Conviene, pues, efectuar algunos comentarios, primero para exponer el contenido fundamental de la regulación, para luego intentar una primera valoración de mérito.

Como señala su título, la ley pretende reconocer y otorgar protección a un nuevo derecho: el derecho a la identidad de género. La expresión “identidad de género” ya se había introducido en la ley contra la discriminación, llamada Ley Zamudio, como una de las categorías susceptibles de actos discriminatorios, junto con el sexo y la orientación sexual (art. 2 inc. 1º ley 20.609).

La ley conceptualiza ahora qué se entiende por “identidad de género”, y señala que se trata de la “convicción personal e interna de ser hombre o mujer, tal como la persona se percibe a sí misma, la cual puede corresponder o no con el sexo y nombre verificados en el acta de inscripción del nacimiento” (art. 1 inc. 2º).

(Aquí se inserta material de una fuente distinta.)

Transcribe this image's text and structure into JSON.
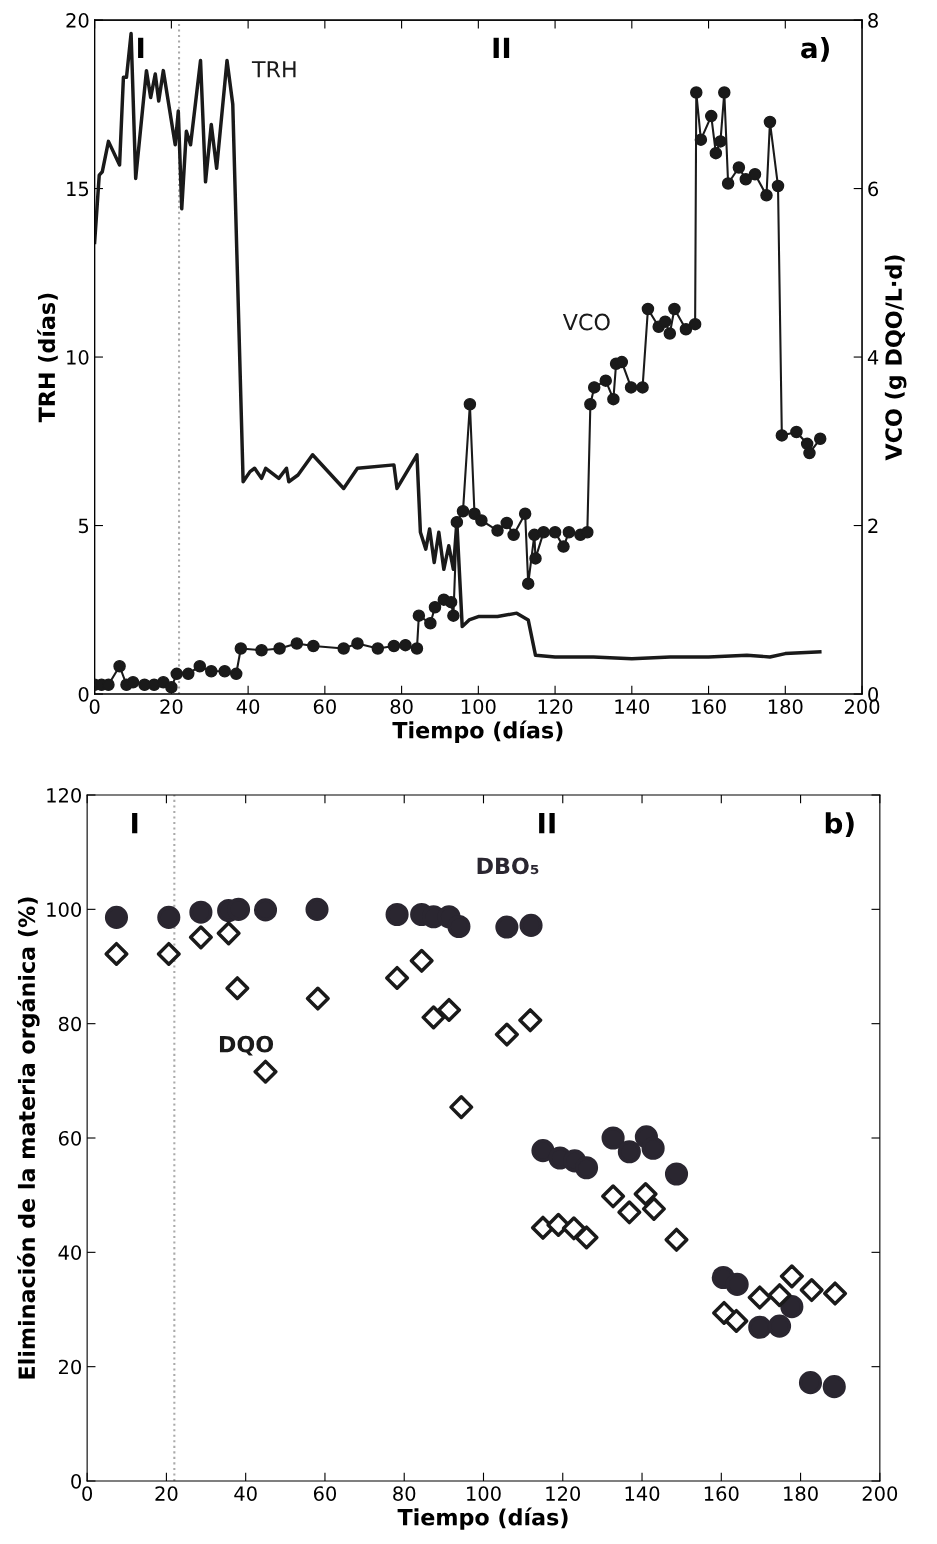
{
  "chart_data": [
    {
      "type": "line",
      "xlabel": "Tiempo (días)",
      "ylabel": "TRH (días)",
      "y2label": "VCO (g DQO/L·d)",
      "xlim": [
        0,
        200
      ],
      "xticks": [
        0,
        20,
        40,
        60,
        80,
        100,
        120,
        140,
        160,
        180,
        200
      ],
      "ylim": [
        0,
        20
      ],
      "yticks": [
        0,
        5,
        10,
        15,
        20
      ],
      "y2lim": [
        0,
        8
      ],
      "y2ticks": [
        0,
        2,
        4,
        6,
        8
      ],
      "grid": false,
      "legend": false,
      "line_style": "solid",
      "annotations": [
        "I",
        "II",
        "a)"
      ],
      "ref_lines": [
        {
          "axis": "x",
          "value": 22,
          "color": "#aaaaaa",
          "line_style": "dotted"
        }
      ],
      "series": [
        {
          "name": "TRH",
          "color": "#1a1a1a",
          "marker": "none",
          "x": [
            0,
            1.2,
            2,
            3.6,
            6.5,
            7.5,
            8.3,
            9.5,
            10.7,
            13.5,
            14.6,
            15.8,
            16.7,
            17.9,
            21,
            21.8,
            22.7,
            23.9,
            25,
            27.6,
            28.9,
            30.4,
            31.8,
            34.5,
            36,
            38.7,
            40.5,
            41.7,
            43.5,
            44.6,
            48,
            50,
            50.6,
            53,
            56.8,
            64.9,
            68.5,
            78,
            78.8,
            84,
            84.9,
            86.3,
            87.3,
            88.5,
            89.7,
            91,
            92.3,
            93.5,
            94.4,
            95.8,
            97.6,
            100,
            105,
            110,
            113,
            114.9,
            120,
            130,
            140,
            150,
            160,
            170,
            176,
            180,
            189
          ],
          "values": [
            13.4,
            15.4,
            15.5,
            16.4,
            15.7,
            18.3,
            18.3,
            19.6,
            15.3,
            18.5,
            17.7,
            18.4,
            17.6,
            18.5,
            16.3,
            17.3,
            14.4,
            16.7,
            16.3,
            18.8,
            15.2,
            16.9,
            15.6,
            18.8,
            17.5,
            6.3,
            6.6,
            6.7,
            6.4,
            6.7,
            6.4,
            6.7,
            6.3,
            6.5,
            7.1,
            6.1,
            6.7,
            6.8,
            6.1,
            7.1,
            4.8,
            4.3,
            4.9,
            3.9,
            4.8,
            3.7,
            4.4,
            3.7,
            5.1,
            2.0,
            2.2,
            2.3,
            2.3,
            2.4,
            2.2,
            1.15,
            1.1,
            1.1,
            1.05,
            1.1,
            1.1,
            1.15,
            1.1,
            1.2,
            1.25
          ]
        },
        {
          "name": "VCO",
          "color": "#1a1a1a",
          "marker": "circle",
          "axis": "y2",
          "x": [
            0,
            1.8,
            3.6,
            6.5,
            8.3,
            10,
            13,
            15.5,
            17.9,
            20,
            21.4,
            24.4,
            27.4,
            30.4,
            33.9,
            36.9,
            38.1,
            43.5,
            48.2,
            52.7,
            57,
            64.9,
            68.5,
            73.8,
            78,
            81,
            84,
            84.5,
            87.5,
            88.7,
            91,
            92.9,
            93.5,
            94.4,
            96,
            97.8,
            99,
            100.8,
            105,
            107.4,
            109.2,
            112.2,
            113,
            114.6,
            114.9,
            117,
            120,
            122.2,
            123.6,
            126.6,
            128.4,
            129.2,
            130.2,
            133.2,
            135.2,
            135.9,
            137.4,
            139.8,
            142.8,
            144.2,
            147,
            148.7,
            149.9,
            151.1,
            154.1,
            156.5,
            156.8,
            158,
            160.7,
            161.9,
            163.1,
            164.1,
            165.1,
            167.9,
            169.7,
            172.1,
            175.1,
            176,
            178.1,
            179.1,
            182.9,
            185.7,
            186.3,
            189.1
          ],
          "values": [
            0.11,
            0.11,
            0.11,
            0.33,
            0.11,
            0.14,
            0.11,
            0.11,
            0.14,
            0.08,
            0.24,
            0.24,
            0.33,
            0.27,
            0.27,
            0.24,
            0.54,
            0.52,
            0.54,
            0.6,
            0.57,
            0.54,
            0.6,
            0.54,
            0.57,
            0.58,
            0.54,
            0.93,
            0.84,
            1.03,
            1.12,
            1.09,
            0.93,
            2.04,
            2.17,
            3.44,
            2.14,
            2.06,
            1.94,
            2.03,
            1.89,
            2.14,
            1.31,
            1.89,
            1.61,
            1.92,
            1.92,
            1.75,
            1.92,
            1.89,
            1.92,
            3.44,
            3.64,
            3.72,
            3.5,
            3.92,
            3.94,
            3.64,
            3.64,
            4.57,
            4.36,
            4.42,
            4.28,
            4.57,
            4.33,
            4.39,
            7.14,
            6.58,
            6.86,
            6.42,
            6.56,
            7.14,
            6.06,
            6.25,
            6.11,
            6.17,
            5.92,
            6.79,
            6.03,
            3.07,
            3.11,
            2.97,
            2.86,
            3.03
          ]
        }
      ]
    },
    {
      "type": "scatter",
      "xlabel": "Tiempo (días)",
      "ylabel": "Eliminación de la materia orgánica (%)",
      "xlim": [
        0,
        200
      ],
      "xticks": [
        0,
        20,
        40,
        60,
        80,
        100,
        120,
        140,
        160,
        180,
        200
      ],
      "ylim": [
        0,
        120
      ],
      "yticks": [
        0,
        20,
        40,
        60,
        80,
        100,
        120
      ],
      "grid": false,
      "legend": false,
      "annotations": [
        "I",
        "II",
        "b)"
      ],
      "ref_lines": [
        {
          "axis": "x",
          "value": 22,
          "color": "#aaaaaa",
          "line_style": "dotted"
        }
      ],
      "series": [
        {
          "name": "DBO₅",
          "color": "#2a2630",
          "marker": "circle",
          "x": [
            7.4,
            20.6,
            28.7,
            35.7,
            38.2,
            45,
            58,
            78.2,
            84.4,
            87.4,
            91.3,
            93.8,
            105.9,
            112,
            115,
            119.3,
            123,
            126,
            132.7,
            136.8,
            141.1,
            142.8,
            148.7,
            160.5,
            164,
            169.7,
            174.7,
            177.8,
            182.5,
            188.5
          ],
          "values": [
            98.6,
            98.6,
            99.5,
            99.8,
            100,
            99.9,
            100,
            99.1,
            99.1,
            98.7,
            98.7,
            97.0,
            96.9,
            97.2,
            57.8,
            56.5,
            56.0,
            54.8,
            60.0,
            57.6,
            60.2,
            58.2,
            53.7,
            35.6,
            34.4,
            26.9,
            27.1,
            30.5,
            17.2,
            16.5
          ]
        },
        {
          "name": "DQO",
          "color": "#1a1a1a",
          "marker": "diamond",
          "x": [
            7.4,
            20.6,
            28.7,
            35.7,
            37.9,
            45,
            58.2,
            78.2,
            84.4,
            87.4,
            91.3,
            94.4,
            105.9,
            111.8,
            115,
            118.9,
            122.8,
            126,
            132.7,
            136.8,
            140.9,
            143,
            148.7,
            160.7,
            163.8,
            169.7,
            174.7,
            177.8,
            182.8,
            188.7
          ],
          "values": [
            92.2,
            92.2,
            95.1,
            95.8,
            86.2,
            71.6,
            84.4,
            88.0,
            91.0,
            81.1,
            82.4,
            65.4,
            78.1,
            80.6,
            44.3,
            44.8,
            44.2,
            42.6,
            49.8,
            47.0,
            50.2,
            47.6,
            42.2,
            29.4,
            28.0,
            32.1,
            32.5,
            35.8,
            33.4,
            32.8
          ]
        }
      ]
    }
  ]
}
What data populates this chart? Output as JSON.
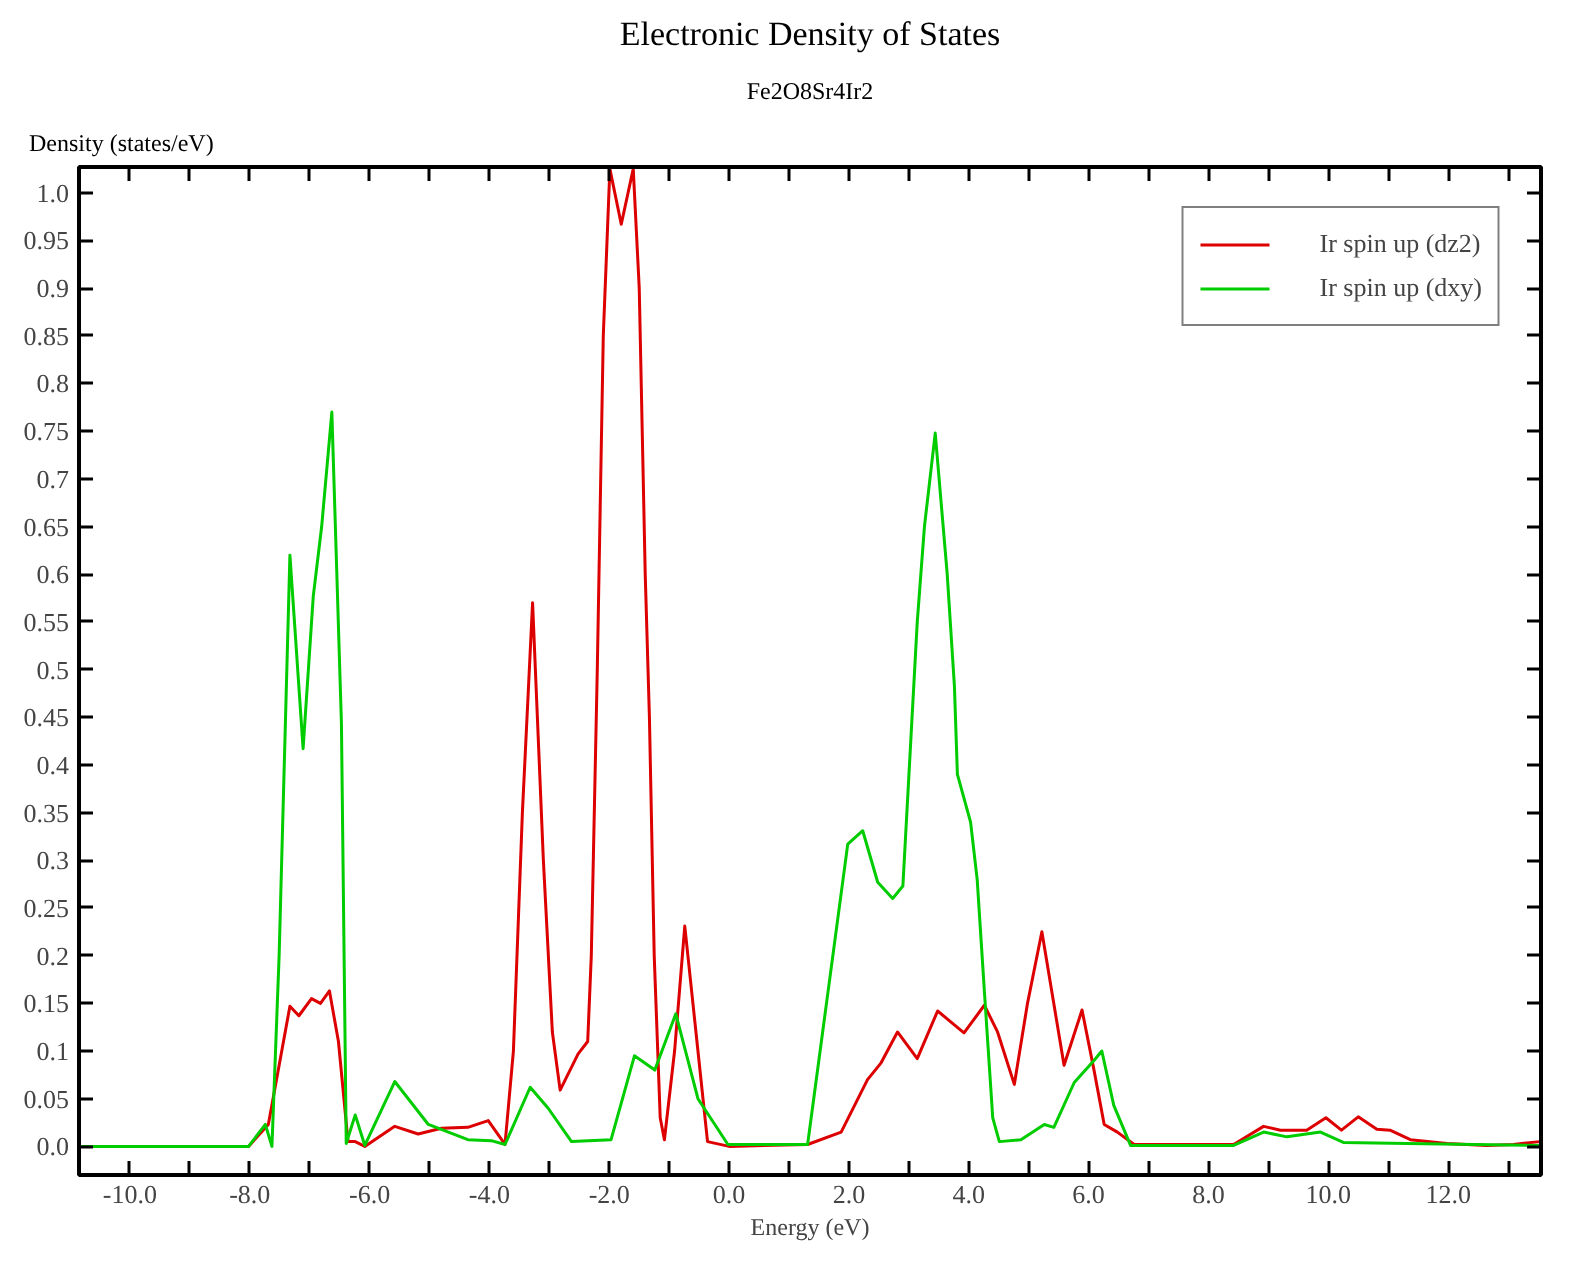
{
  "chart_data": {
    "type": "line",
    "title": "Electronic Density of States",
    "subtitle": "Fe2O8Sr4Ir2",
    "xlabel": "Energy (eV)",
    "ylabel": "Density (states/eV)",
    "xlim": [
      -10.85,
      13.55
    ],
    "ylim": [
      -0.03,
      1.027
    ],
    "xticks": [
      {
        "value": -10,
        "label": "-10.0"
      },
      {
        "value": -9,
        "label": null
      },
      {
        "value": -8,
        "label": "-8.0"
      },
      {
        "value": -7,
        "label": null
      },
      {
        "value": -6,
        "label": "-6.0"
      },
      {
        "value": -5,
        "label": null
      },
      {
        "value": -4,
        "label": "-4.0"
      },
      {
        "value": -3,
        "label": null
      },
      {
        "value": -2,
        "label": "-2.0"
      },
      {
        "value": -1,
        "label": null
      },
      {
        "value": 0,
        "label": "0.0"
      },
      {
        "value": 1,
        "label": null
      },
      {
        "value": 2,
        "label": "2.0"
      },
      {
        "value": 3,
        "label": null
      },
      {
        "value": 4,
        "label": "4.0"
      },
      {
        "value": 5,
        "label": null
      },
      {
        "value": 6,
        "label": "6.0"
      },
      {
        "value": 7,
        "label": null
      },
      {
        "value": 8,
        "label": "8.0"
      },
      {
        "value": 9,
        "label": null
      },
      {
        "value": 10,
        "label": "10.0"
      },
      {
        "value": 11,
        "label": null
      },
      {
        "value": 12,
        "label": "12.0"
      },
      {
        "value": 13,
        "label": null
      }
    ],
    "yticks": [
      {
        "value": 0,
        "label": "0.0"
      },
      0.05,
      0.1,
      0.15,
      0.2,
      0.25,
      0.3,
      0.35,
      0.4,
      0.45,
      0.5,
      0.55,
      0.6,
      0.65,
      0.7,
      0.75,
      0.8,
      0.85,
      0.9,
      0.95,
      {
        "value": 1,
        "label": "1.0"
      }
    ],
    "grid": false,
    "legend": "top right",
    "line_style": "solid",
    "series": [
      {
        "name": "Ir spin up (dz2)",
        "color": "#dd0000",
        "x": [
          -10.83,
          -8.02,
          -7.69,
          -7.33,
          -7.18,
          -6.97,
          -6.82,
          -6.67,
          -6.52,
          -6.36,
          -6.24,
          -6.08,
          -5.58,
          -5.19,
          -4.8,
          -4.36,
          -4.02,
          -3.74,
          -3.6,
          -3.45,
          -3.28,
          -3.1,
          -2.95,
          -2.82,
          -2.52,
          -2.36,
          -2.3,
          -2.2,
          -2.1,
          -1.99,
          -1.8,
          -1.6,
          -1.5,
          -1.4,
          -1.33,
          -1.25,
          -1.15,
          -1.08,
          -0.91,
          -0.74,
          -0.52,
          -0.36,
          0.0,
          1.31,
          1.87,
          2.31,
          2.53,
          2.81,
          3.14,
          3.48,
          3.92,
          4.26,
          4.48,
          4.76,
          4.98,
          5.22,
          5.59,
          5.89,
          6.09,
          6.26,
          6.48,
          6.76,
          7.42,
          8.42,
          8.92,
          9.2,
          9.64,
          9.96,
          10.22,
          10.5,
          10.81,
          11.03,
          11.37,
          11.98,
          12.64,
          13.09,
          13.53
        ],
        "values": [
          0.0,
          0.0,
          0.023,
          0.147,
          0.137,
          0.155,
          0.15,
          0.163,
          0.11,
          0.005,
          0.005,
          0.0,
          0.021,
          0.013,
          0.019,
          0.02,
          0.027,
          0.002,
          0.1,
          0.35,
          0.57,
          0.3,
          0.12,
          0.059,
          0.097,
          0.11,
          0.2,
          0.5,
          0.85,
          1.025,
          0.967,
          1.025,
          0.9,
          0.6,
          0.45,
          0.2,
          0.03,
          0.007,
          0.1,
          0.231,
          0.1,
          0.005,
          0.0,
          0.002,
          0.015,
          0.07,
          0.087,
          0.12,
          0.092,
          0.142,
          0.119,
          0.148,
          0.12,
          0.065,
          0.15,
          0.225,
          0.085,
          0.143,
          0.08,
          0.023,
          0.015,
          0.002,
          0.002,
          0.002,
          0.021,
          0.017,
          0.017,
          0.03,
          0.017,
          0.031,
          0.018,
          0.017,
          0.007,
          0.003,
          0.001,
          0.002,
          0.005
        ]
      },
      {
        "name": "Ir spin up (dxy)",
        "color": "#00cc00",
        "x": [
          -10.83,
          -8.02,
          -7.74,
          -7.63,
          -7.51,
          -7.33,
          -7.11,
          -6.94,
          -6.8,
          -6.63,
          -6.47,
          -6.39,
          -6.24,
          -6.08,
          -5.58,
          -5.02,
          -4.36,
          -3.97,
          -3.74,
          -3.32,
          -3.02,
          -2.63,
          -1.97,
          -1.58,
          -1.24,
          -0.89,
          -0.52,
          -0.02,
          1.2,
          1.31,
          1.64,
          1.98,
          2.23,
          2.48,
          2.73,
          2.9,
          3.14,
          3.26,
          3.44,
          3.64,
          3.76,
          3.81,
          4.03,
          4.14,
          4.26,
          4.4,
          4.51,
          4.87,
          5.26,
          5.42,
          5.76,
          6.09,
          6.22,
          6.42,
          6.7,
          8.42,
          8.92,
          9.31,
          9.87,
          10.26,
          11.31,
          13.53
        ],
        "values": [
          0.0,
          0.0,
          0.023,
          0.0,
          0.2,
          0.62,
          0.417,
          0.577,
          0.65,
          0.77,
          0.443,
          0.003,
          0.033,
          0.001,
          0.068,
          0.023,
          0.007,
          0.006,
          0.002,
          0.062,
          0.04,
          0.005,
          0.007,
          0.095,
          0.08,
          0.139,
          0.05,
          0.002,
          0.002,
          0.002,
          0.157,
          0.317,
          0.331,
          0.277,
          0.26,
          0.273,
          0.55,
          0.65,
          0.748,
          0.6,
          0.483,
          0.39,
          0.34,
          0.28,
          0.163,
          0.03,
          0.005,
          0.007,
          0.023,
          0.02,
          0.067,
          0.09,
          0.1,
          0.043,
          0.001,
          0.001,
          0.015,
          0.01,
          0.015,
          0.004,
          0.003,
          0.001
        ]
      }
    ]
  }
}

Para entenderla hemos de recurrir a las teorías radicales de género que distinguen entre sexo, orientación sexual e identidad de género. El sexo sería la conformación biológica que distingue una hembra de un macho, la orientación sexual se refiere a la atracción sexual que una persona siente respecto de sus congéneres, y que normalmente se clasifica en heterosexual, homosexual o bisexual. Finalmente la identidad de género dice relación con cómo la persona se autopercibe en relación con el sexo biológico: si hay coincidencia se habla de cisgénero; si hay una contraposición se habla de transgénero, o persona trans. Así una mujer trans es una persona que biológicamente es varón pero se autoasume como mujer, mientras que un hombre trans es alguien que, siendo biológicamente del sexo femenino, se autopercibe como varón. En estos casos, entonces, se produce una falta de concordancia entre el sexo biológico, que está en el Registro Civil y en toda la documentación oficial, con el “género” con el que la persona se identifica.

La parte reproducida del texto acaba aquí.